Monday, February 16
My favorite Trotskyite rag, the World Socialist Web Site, is deeply suspicious that Sarkozy's overtures in Baghdad last week are more evidence that he's sold out to the American Imperialists. It doesn't seem that way to me; I think it's pretty clear that Sarkozy was in the Middle East to sensibly scare up as much business he could for French companies. But WSWS reports that various factions in France are darkly concerned about the implications of his trip:
[...] Substantial doubts exist about the feasibility and desirability of French involvement in Iraq. Speaking to the center-left daily Le Monde, Karim Pakzad of France's Institute for International and Strategic Relations (IRIS) think tank noted: "The Iraqi authorities do not want to put all their eggs in one basket. Favorable conditions therefore exist [for French interests]. Is France engaged, however, in a cooperation ‘without limits,' as Mr. Sarkozy said, that's another story...."What is Bayrou really saying here? 'Don't rile France's Muslim immigrant population by having a better relationship with the Americans and being buddies with the American-backed government in Iraq?'
The leader of the Socialist Party group in the National Assembly, Marc Ayrault, criticized Sarkozy's trip as a form of "personal agitation" on Sarkozy's part, adding: "The president's visit to Baghdad surprised many people. It's a sign given to the Americans to prepare France's return to NATO's integrated military command." The PS has demanded a public debate in the National Assembly on the possibility of a French return to the NATO command structure.

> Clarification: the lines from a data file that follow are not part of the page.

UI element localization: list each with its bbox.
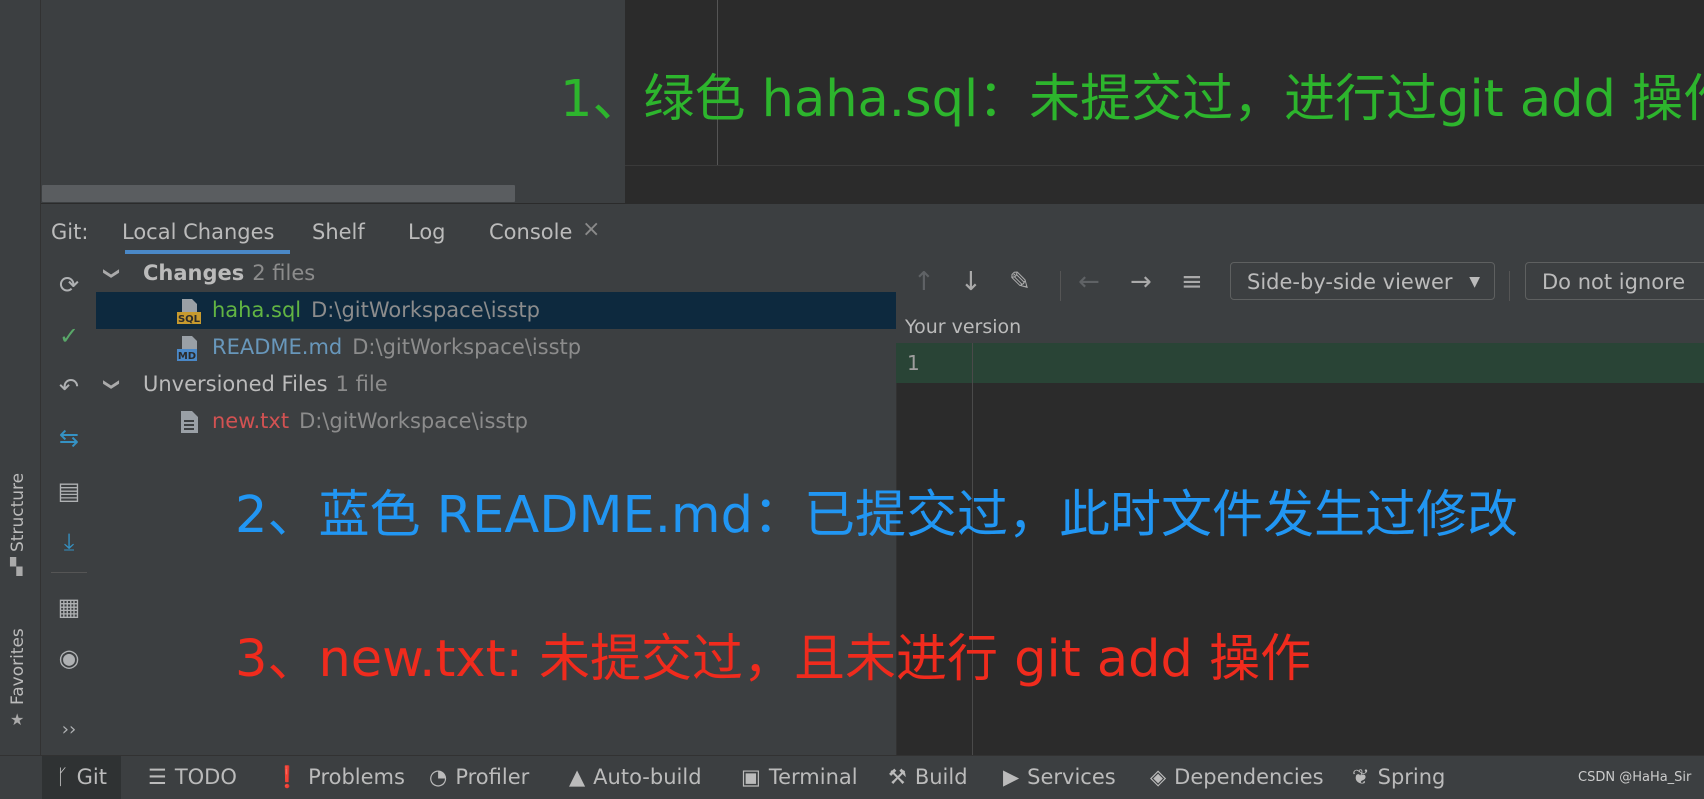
forward-arrow-icon[interactable]: → bbox=[1130, 267, 1152, 297]
viewer-mode-dropdown[interactable]: Side-by-side viewer ▼ bbox=[1230, 262, 1495, 300]
rollback-icon[interactable]: ↶ bbox=[54, 372, 84, 402]
git-prefix-label: Git: bbox=[51, 220, 89, 244]
diff-toolbar: ↑ ↓ ✎ ← → ≡ Side-by-side viewer ▼ Do not… bbox=[896, 255, 1704, 312]
group-by-icon[interactable]: ▦ bbox=[54, 592, 84, 622]
sql-file-icon: SQL bbox=[177, 299, 201, 324]
unversioned-group-label: Unversioned Files 1 file bbox=[143, 372, 388, 396]
file-name-haha-sql: haha.sql D:\gitWorkspace\isstp bbox=[212, 298, 540, 322]
play-icon: ▶ bbox=[1003, 765, 1020, 789]
spring-leaf-icon: ❦ bbox=[1352, 765, 1370, 789]
terminal-icon: ▣ bbox=[741, 765, 761, 789]
changes-group-row[interactable]: ❯ Changes 2 files bbox=[96, 255, 896, 292]
file-path: D:\gitWorkspace\isstp bbox=[299, 409, 528, 433]
close-icon[interactable]: × bbox=[582, 217, 600, 242]
markdown-file-icon: MD bbox=[177, 336, 197, 361]
problems-tool-button[interactable]: ❗ Problems bbox=[274, 756, 405, 799]
version-header: Your version bbox=[896, 311, 1704, 343]
list-item-readme-md[interactable]: MD README.md D:\gitWorkspace\isstp bbox=[96, 329, 896, 366]
git-tool-button[interactable]: ᚴ Git bbox=[42, 756, 121, 799]
todo-tool-button[interactable]: ☰ TODO bbox=[148, 756, 237, 799]
editor-lower-area bbox=[625, 165, 1704, 204]
structure-tab[interactable]: Structure bbox=[8, 473, 28, 552]
file-path: D:\gitWorkspace\isstp bbox=[352, 335, 582, 359]
tab-shelf[interactable]: Shelf bbox=[312, 220, 365, 244]
refresh-icon[interactable]: ⟳ bbox=[54, 270, 84, 300]
tab-log[interactable]: Log bbox=[408, 220, 446, 244]
auto-build-tool-button[interactable]: ▲ Auto-build bbox=[569, 756, 702, 799]
services-tool-button[interactable]: ▶ Services bbox=[1003, 756, 1116, 799]
profiler-icon: ◔ bbox=[429, 765, 448, 789]
settings-menu-icon[interactable]: ≡ bbox=[1181, 267, 1203, 297]
watermark: CSDN @HaHa_Sir bbox=[1578, 770, 1692, 785]
file-name-new-txt: new.txt D:\gitWorkspace\isstp bbox=[212, 409, 528, 433]
annotation-green: 1、绿色 haha.sql：未提交过，进行过git add 操作 bbox=[560, 70, 1704, 129]
structure-icon: ▚ bbox=[10, 557, 23, 576]
git-tool-window-header: Git: Local Changes Shelf Log Console × bbox=[41, 203, 1704, 256]
svg-text:SQL: SQL bbox=[178, 314, 201, 324]
view-options-icon[interactable]: ◉ bbox=[54, 643, 84, 673]
layers-icon: ◈ bbox=[1150, 765, 1167, 789]
changes-action-toolbar: ⟳ ✓ ↶ ⇆ ▤ ⤓ ▦ ◉ ›› bbox=[41, 255, 97, 755]
warning-triangle-icon: ▲ bbox=[569, 765, 586, 789]
toolbar-separator bbox=[1509, 271, 1510, 301]
viewer-mode-value: Side-by-side viewer bbox=[1247, 270, 1453, 294]
unversioned-group-count: 1 file bbox=[335, 372, 388, 396]
hammer-icon: ⚒ bbox=[888, 765, 907, 789]
list-icon: ☰ bbox=[148, 765, 167, 789]
shelve-icon[interactable]: ▤ bbox=[54, 476, 84, 506]
update-icon[interactable]: ⤓ bbox=[54, 527, 84, 557]
chevron-down-icon: ▼ bbox=[1469, 274, 1480, 290]
gutter-separator bbox=[972, 343, 973, 755]
changes-group-count: 2 files bbox=[252, 261, 316, 285]
line-number: 1 bbox=[907, 351, 920, 375]
your-version-label: Your version bbox=[905, 316, 1022, 338]
back-arrow-icon[interactable]: ← bbox=[1078, 267, 1100, 297]
ignore-mode-value: Do not ignore bbox=[1542, 270, 1686, 294]
build-tool-button[interactable]: ⚒ Build bbox=[888, 756, 968, 799]
text-file-icon bbox=[181, 411, 198, 433]
annotation-blue: 2、蓝色 README.md：已提交过，此时文件发生过修改 bbox=[235, 486, 1518, 545]
list-item-haha-sql[interactable]: SQL haha.sql D:\gitWorkspace\isstp bbox=[96, 292, 896, 329]
file-path: D:\gitWorkspace\isstp bbox=[311, 298, 540, 322]
file-name-readme-md: README.md D:\gitWorkspace\isstp bbox=[212, 335, 582, 359]
tab-local-changes[interactable]: Local Changes bbox=[122, 220, 274, 244]
horizontal-scrollbar[interactable] bbox=[42, 185, 515, 202]
svg-text:MD: MD bbox=[178, 351, 196, 361]
chevron-down-icon[interactable]: ❯ bbox=[94, 378, 131, 391]
toolbar-separator bbox=[1060, 271, 1061, 301]
git-branch-icon: ᚴ bbox=[56, 765, 69, 789]
previous-difference-icon[interactable]: ↑ bbox=[913, 267, 935, 297]
next-difference-icon[interactable]: ↓ bbox=[960, 267, 982, 297]
added-line-highlight bbox=[896, 343, 1704, 383]
dependencies-tool-button[interactable]: ◈ Dependencies bbox=[1150, 756, 1324, 799]
toolbar-divider bbox=[51, 572, 87, 573]
left-tool-strip: Structure ▚ Favorites ★ bbox=[0, 0, 41, 798]
tab-console[interactable]: Console bbox=[489, 220, 572, 244]
active-tab-indicator bbox=[125, 250, 290, 254]
bottom-tool-bar: ᚴ Git ☰ TODO ❗ Problems ◔ Profiler ▲ Auto-bui… bbox=[0, 755, 1704, 799]
changes-group-label: Changes 2 files bbox=[143, 261, 316, 285]
star-icon: ★ bbox=[10, 710, 25, 729]
annotation-red: 3、new.txt: 未提交过，且未进行 git add 操作 bbox=[235, 630, 1312, 689]
list-item-new-txt[interactable]: new.txt D:\gitWorkspace\isstp bbox=[96, 403, 896, 440]
commit-icon[interactable]: ✓ bbox=[54, 321, 84, 351]
edit-source-icon[interactable]: ✎ bbox=[1009, 267, 1031, 297]
expand-more-icon[interactable]: ›› bbox=[54, 715, 84, 745]
merge-icon[interactable]: ⇆ bbox=[54, 423, 84, 453]
warning-circle-icon: ❗ bbox=[274, 765, 301, 789]
terminal-tool-button[interactable]: ▣ Terminal bbox=[741, 756, 858, 799]
unversioned-group-row[interactable]: ❯ Unversioned Files 1 file bbox=[96, 366, 896, 403]
chevron-down-icon[interactable]: ❯ bbox=[94, 267, 131, 280]
profiler-tool-button[interactable]: ◔ Profiler bbox=[429, 756, 529, 799]
ignore-whitespace-dropdown[interactable]: Do not ignore bbox=[1525, 262, 1704, 300]
favorites-tab[interactable]: Favorites bbox=[8, 628, 28, 705]
project-pane bbox=[41, 0, 625, 203]
spring-tool-button[interactable]: ❦ Spring bbox=[1352, 756, 1445, 799]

Opposition extends, however, to within Sarkozy's own party, the conservative Union for a Popular Majority (UMP). UMP deputy Jacques Myard and deputy Daniel Garrigue—who left the UMP over this issue—both have criticized France's re-integration into NATO. Ex-UMP deputy Nicolas Dupont-Aignan, who left the party in January 2007, said the NATO issue was an "opportunity to destabilize the [UMP] majority."
The most extensive criticism, however, came from center-right politician François Bayrou, who leads the MoDem (Democratic Movement), formerly considered a pro-US politician. Bayrou gave an extensive interview in Le Nouvel Observateur, explaining the concerns motivating opposition to Sarkozy's policies in the French bourgeoisie.

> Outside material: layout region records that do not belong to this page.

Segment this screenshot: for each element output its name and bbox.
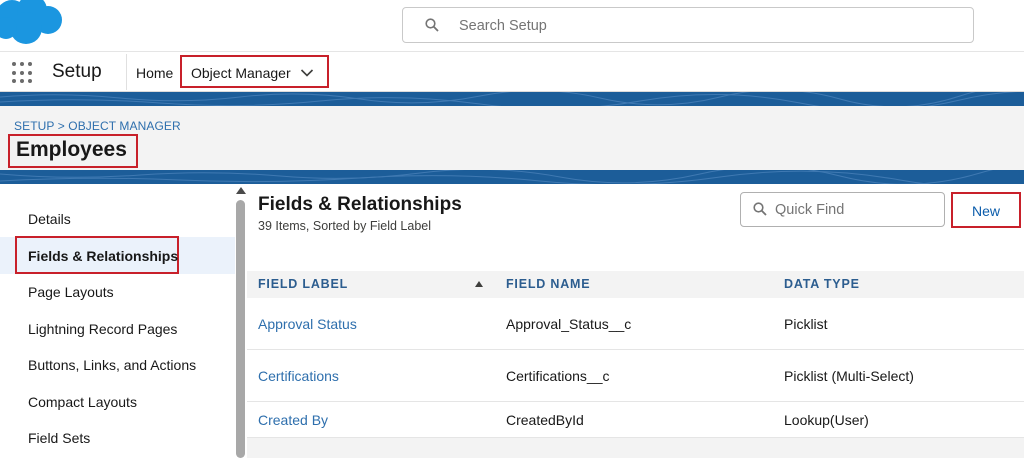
sidebar-item-compact-layouts[interactable]: Compact Layouts	[28, 394, 137, 410]
chevron-down-icon[interactable]	[300, 66, 314, 84]
sidebar-item-fields-relationships[interactable]: Fields & Relationships	[15, 236, 179, 274]
sidebar-item-lightning-record-pages[interactable]: Lightning Record Pages	[28, 321, 177, 337]
data-type: Lookup(User)	[784, 412, 869, 428]
page-title-text: Employees	[16, 138, 127, 161]
column-header-field-label[interactable]: FIELD LABEL	[258, 277, 348, 291]
column-header-field-name[interactable]: FIELD NAME	[506, 277, 590, 291]
search-icon	[425, 18, 439, 37]
salesforce-logo[interactable]	[0, 0, 62, 53]
search-icon	[753, 202, 767, 221]
app-launcher-icon[interactable]	[12, 62, 34, 84]
tab-object-manager[interactable]: Object Manager	[180, 55, 329, 88]
table-row: Approval Status Approval_Status__c Pickl…	[247, 298, 1024, 350]
table-row: Certifications Certifications__c Picklis…	[247, 350, 1024, 402]
table-row	[247, 438, 1024, 458]
tab-object-manager-label: Object Manager	[191, 65, 291, 81]
section-subtitle: 39 Items, Sorted by Field Label	[258, 219, 432, 233]
table-row: Created By CreatedById Lookup(User)	[247, 402, 1024, 438]
header-banner	[0, 92, 1024, 106]
field-label-link[interactable]: Certifications	[258, 368, 339, 384]
tab-home[interactable]: Home	[136, 65, 173, 81]
field-name: Approval_Status__c	[506, 316, 632, 332]
new-field-button[interactable]: New	[951, 192, 1021, 228]
field-name: CreatedById	[506, 412, 584, 428]
sidebar-item-label: Fields & Relationships	[28, 248, 179, 264]
column-header-data-type[interactable]: DATA TYPE	[784, 277, 860, 291]
field-label-link[interactable]: Created By	[258, 412, 328, 428]
scroll-up-arrow-icon[interactable]	[236, 187, 246, 194]
sidebar-item-field-sets[interactable]: Field Sets	[28, 430, 90, 446]
global-header: Search Setup	[0, 0, 1024, 52]
sidebar-item-page-layouts[interactable]: Page Layouts	[28, 284, 114, 300]
page-header: SETUP > OBJECT MANAGER Employees	[0, 106, 1024, 170]
table-header: FIELD LABEL FIELD NAME DATA TYPE	[247, 271, 1024, 298]
quick-find-placeholder: Quick Find	[775, 202, 845, 218]
header-banner-lower	[0, 170, 1024, 184]
sidebar-item-details[interactable]: Details	[28, 211, 71, 227]
data-type: Picklist	[784, 316, 828, 332]
breadcrumb[interactable]: SETUP > OBJECT MANAGER	[14, 119, 181, 133]
search-placeholder: Search Setup	[459, 18, 547, 34]
section-title: Fields & Relationships	[258, 194, 462, 215]
scrollbar-thumb[interactable]	[236, 200, 245, 458]
field-name: Certifications__c	[506, 368, 610, 384]
page-title: Employees	[8, 134, 138, 168]
new-button-label: New	[971, 203, 1000, 219]
app-name: Setup	[52, 61, 102, 82]
field-label-link[interactable]: Approval Status	[258, 316, 357, 332]
quick-find-input[interactable]: Quick Find	[740, 192, 945, 227]
app-nav-bar: Setup Home Object Manager	[0, 52, 1024, 92]
nav-divider	[126, 54, 127, 90]
sidebar-item-buttons-links-actions[interactable]: Buttons, Links, and Actions	[28, 357, 196, 373]
data-type: Picklist (Multi-Select)	[784, 368, 914, 384]
sort-ascending-icon[interactable]	[475, 281, 483, 287]
search-setup-input[interactable]: Search Setup	[402, 7, 974, 43]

Bayrou said: "By remaining outside the NATO command structure, we showed that France did not simply resign itself to being in the US sphere of influence, that it was open to the world, that it could say no, which was clearly shown in the Iraq war. We risk sacrificing 150 years of history. And what do we get in return? A few posts for French generals in the NATO general staff.... The French people should have the opportunity to express themselves in a referendum [on the question of full French participation in NATO]."
When Le Nouvel Observateur asked how precisely France's independence was threatened, Bayrou responded: "We are going into a bloc. A Euro-American bloc, on one side, the rest of the world, on the other. This constitutes, for France and her history, her universality, a step back. [France] does not limit itself to the West, it is open, it can demarcate itself, and include the Arab or African worlds."

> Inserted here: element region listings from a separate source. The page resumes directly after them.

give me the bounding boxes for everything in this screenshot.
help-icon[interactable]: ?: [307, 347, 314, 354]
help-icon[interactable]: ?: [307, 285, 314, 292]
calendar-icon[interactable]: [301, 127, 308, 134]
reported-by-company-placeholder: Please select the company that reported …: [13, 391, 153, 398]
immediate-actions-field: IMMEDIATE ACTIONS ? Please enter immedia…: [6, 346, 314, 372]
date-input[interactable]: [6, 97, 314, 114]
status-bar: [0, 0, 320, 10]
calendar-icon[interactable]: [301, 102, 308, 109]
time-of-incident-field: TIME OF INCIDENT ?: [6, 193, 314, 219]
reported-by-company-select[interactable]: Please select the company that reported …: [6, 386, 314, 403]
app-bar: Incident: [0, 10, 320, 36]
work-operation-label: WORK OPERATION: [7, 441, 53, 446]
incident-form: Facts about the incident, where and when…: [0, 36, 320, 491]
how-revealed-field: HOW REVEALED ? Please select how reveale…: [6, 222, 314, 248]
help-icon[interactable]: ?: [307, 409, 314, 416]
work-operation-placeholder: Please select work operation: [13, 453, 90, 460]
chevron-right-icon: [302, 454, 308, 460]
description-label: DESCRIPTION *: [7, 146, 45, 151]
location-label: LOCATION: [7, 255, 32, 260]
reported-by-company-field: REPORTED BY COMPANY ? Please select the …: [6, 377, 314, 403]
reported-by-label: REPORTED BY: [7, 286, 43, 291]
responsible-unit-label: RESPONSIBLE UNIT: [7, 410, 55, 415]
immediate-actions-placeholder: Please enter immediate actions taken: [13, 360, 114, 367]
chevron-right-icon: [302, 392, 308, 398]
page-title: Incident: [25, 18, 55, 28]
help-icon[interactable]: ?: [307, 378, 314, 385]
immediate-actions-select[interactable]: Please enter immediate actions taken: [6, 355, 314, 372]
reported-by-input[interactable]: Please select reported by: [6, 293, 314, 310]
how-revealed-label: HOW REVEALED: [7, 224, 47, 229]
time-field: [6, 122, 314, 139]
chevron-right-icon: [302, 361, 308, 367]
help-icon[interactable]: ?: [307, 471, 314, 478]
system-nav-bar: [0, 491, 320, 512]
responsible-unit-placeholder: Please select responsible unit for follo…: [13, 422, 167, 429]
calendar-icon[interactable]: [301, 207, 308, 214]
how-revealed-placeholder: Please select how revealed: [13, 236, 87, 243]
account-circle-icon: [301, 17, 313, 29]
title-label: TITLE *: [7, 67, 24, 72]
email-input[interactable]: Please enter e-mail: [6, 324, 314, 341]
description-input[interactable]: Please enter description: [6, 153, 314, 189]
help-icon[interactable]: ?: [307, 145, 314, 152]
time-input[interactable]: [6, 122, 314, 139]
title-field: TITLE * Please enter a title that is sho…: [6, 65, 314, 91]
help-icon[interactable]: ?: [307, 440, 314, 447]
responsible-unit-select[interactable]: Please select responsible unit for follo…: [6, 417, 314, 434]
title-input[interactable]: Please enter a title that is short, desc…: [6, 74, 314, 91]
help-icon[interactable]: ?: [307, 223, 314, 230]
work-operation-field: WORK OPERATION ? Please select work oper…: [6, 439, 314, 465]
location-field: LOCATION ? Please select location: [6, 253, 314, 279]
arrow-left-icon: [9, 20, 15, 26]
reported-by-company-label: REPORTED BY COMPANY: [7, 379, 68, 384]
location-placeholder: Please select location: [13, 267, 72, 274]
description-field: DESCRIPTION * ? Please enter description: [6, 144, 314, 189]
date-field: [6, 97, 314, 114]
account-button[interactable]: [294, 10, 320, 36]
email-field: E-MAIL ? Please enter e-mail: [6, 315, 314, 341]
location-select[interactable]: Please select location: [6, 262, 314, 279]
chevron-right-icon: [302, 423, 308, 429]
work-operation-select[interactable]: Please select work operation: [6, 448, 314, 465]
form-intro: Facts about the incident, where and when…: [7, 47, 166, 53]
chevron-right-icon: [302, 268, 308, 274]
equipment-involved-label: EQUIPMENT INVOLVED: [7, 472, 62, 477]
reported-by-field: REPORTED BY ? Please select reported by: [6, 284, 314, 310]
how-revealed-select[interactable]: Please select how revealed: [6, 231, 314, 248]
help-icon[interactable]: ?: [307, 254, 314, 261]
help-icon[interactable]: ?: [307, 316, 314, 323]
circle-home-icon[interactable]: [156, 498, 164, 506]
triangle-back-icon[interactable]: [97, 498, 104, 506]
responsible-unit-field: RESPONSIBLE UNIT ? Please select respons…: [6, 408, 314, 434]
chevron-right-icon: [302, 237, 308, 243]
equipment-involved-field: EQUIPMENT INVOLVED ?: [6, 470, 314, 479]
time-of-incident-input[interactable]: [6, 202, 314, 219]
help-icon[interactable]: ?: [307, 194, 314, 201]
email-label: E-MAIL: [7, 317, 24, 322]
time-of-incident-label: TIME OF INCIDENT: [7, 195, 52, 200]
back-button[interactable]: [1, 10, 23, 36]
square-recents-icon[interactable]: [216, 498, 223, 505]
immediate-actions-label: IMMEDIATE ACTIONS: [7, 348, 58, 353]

Bayrou added, "France was the guarantor of an independent Europe that would progressively establish new relations with the US, but one day also with South America, Africa, India. It's a vision of a more balanced world, built on pillars of similar size. That is why I maintain that we are giving away not only our past but also our future, a part of the destiny of France and Europe."
As Bayrou's statement shows, the new Obama administration notwithstanding, powerful sections of the French bourgeoisie view full participation in NATO as a trap for French imperialist interests. The African and Arab worlds are arenas of competition for influence between US and French imperialism and also the home countries of many immigrants in France -- whose opinions of the country's foreign policy and frequent revolts in the poorer suburbs of major French cities are major concerns of bourgeois politicians.
However, Bayrou indicates that far more is at stake: the alignment or not with a Euro-American bloc hostile to "the rest of the world," with potentially incalculable consequences for the French bourgeoisie's interests abroad.